The survey shows that 44 percent of financial services marketers use customer value-based segmentation. ML helps marketers assess the value of their future customers, for example. Appropriately valuing prospects is “particularly compelling” to financial services companies, where understanding the varying lifetime value potential of what would traditionally appear to be similar prospects has huge implications, Arthur says.

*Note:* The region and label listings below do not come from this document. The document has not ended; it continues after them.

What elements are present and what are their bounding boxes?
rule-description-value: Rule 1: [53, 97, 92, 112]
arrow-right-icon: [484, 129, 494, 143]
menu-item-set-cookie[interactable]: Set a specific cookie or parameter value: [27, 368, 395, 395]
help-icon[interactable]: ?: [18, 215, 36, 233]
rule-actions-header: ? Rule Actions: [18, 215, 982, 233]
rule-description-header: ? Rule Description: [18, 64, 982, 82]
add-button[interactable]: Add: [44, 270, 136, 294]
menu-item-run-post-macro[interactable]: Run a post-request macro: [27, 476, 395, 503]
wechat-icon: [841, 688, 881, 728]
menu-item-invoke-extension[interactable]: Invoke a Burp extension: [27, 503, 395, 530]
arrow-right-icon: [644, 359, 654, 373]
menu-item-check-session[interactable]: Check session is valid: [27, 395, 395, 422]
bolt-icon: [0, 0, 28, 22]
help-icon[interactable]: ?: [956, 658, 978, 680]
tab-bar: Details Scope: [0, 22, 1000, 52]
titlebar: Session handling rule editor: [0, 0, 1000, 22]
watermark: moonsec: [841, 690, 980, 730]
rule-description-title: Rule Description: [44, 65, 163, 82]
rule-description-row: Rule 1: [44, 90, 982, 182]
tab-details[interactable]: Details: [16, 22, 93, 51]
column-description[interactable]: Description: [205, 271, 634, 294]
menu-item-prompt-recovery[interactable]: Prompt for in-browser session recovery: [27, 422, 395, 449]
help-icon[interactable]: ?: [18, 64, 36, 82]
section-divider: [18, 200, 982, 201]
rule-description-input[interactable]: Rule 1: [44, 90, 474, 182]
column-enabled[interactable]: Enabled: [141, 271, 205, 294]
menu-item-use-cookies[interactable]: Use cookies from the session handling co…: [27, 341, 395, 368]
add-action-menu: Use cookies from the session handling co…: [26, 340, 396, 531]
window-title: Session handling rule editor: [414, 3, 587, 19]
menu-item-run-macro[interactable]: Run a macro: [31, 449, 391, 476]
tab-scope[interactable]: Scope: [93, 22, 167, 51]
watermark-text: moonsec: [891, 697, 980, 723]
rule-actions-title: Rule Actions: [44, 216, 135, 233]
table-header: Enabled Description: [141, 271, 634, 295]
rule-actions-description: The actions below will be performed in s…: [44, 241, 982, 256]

“There is no reason to pay the same to acquire two people, one of whom funds a brokerage account with $10,000, while the other moves $500,000 into a managed investment service,” Arthur explains. “Each customer is valuable,” he adds, “but in very different ways, and knowing this intent or propensity to act effectively changes media investment.” And each customer can have wildly different needs, Rowe adds. She contrasted the needs of a millennial in the early stages of a career, living in a big city, with those of a baby boomer in the suburbs. “One may prefer a credit card that gives them higher points for restaurants and travel, whereas the other one may prefer cash back. One may be getting ready for starting a family, while the other may be more focused on leisure activities,” Rowe says.

An invaluable resource

ML is also useful in tearing down the walls of siloed data points and information. It can paint the big picture, enabling marketers to align and analyze all of the financial institution’s data assets, transactions, and sources. In this sense, ML also serves as an invaluable team-building mechanism. It ensures that marketers and their peers from all departments—sales, accounting, customer service, lending—have access to the same information and insights. This results in more effective collaboration, communication, and cooperation to achieve the institution’s goals.

Indeed, the survey shows a 73 percent majority of marketing leaders investing in ML have already shifted more than 10 percent of their time from manual activation to strategic insight generation. These types of insights can help marketers anticipate future customer needs and influence other departments in the financial institution to shift, modify, or add resources as necessary to meet those needs.

Moreover, 451 Research’s Renaud says, deploying ML tools enables financial services marketers to sort through today’s data deluge, uncover crucial information about customers, and respond swiftly to changing market conditions—before they’re outpaced by competitors.

“Machine learning assists financial services marketers in cutting to the chase,” Renaud says. Because, in financial services, “time is money.”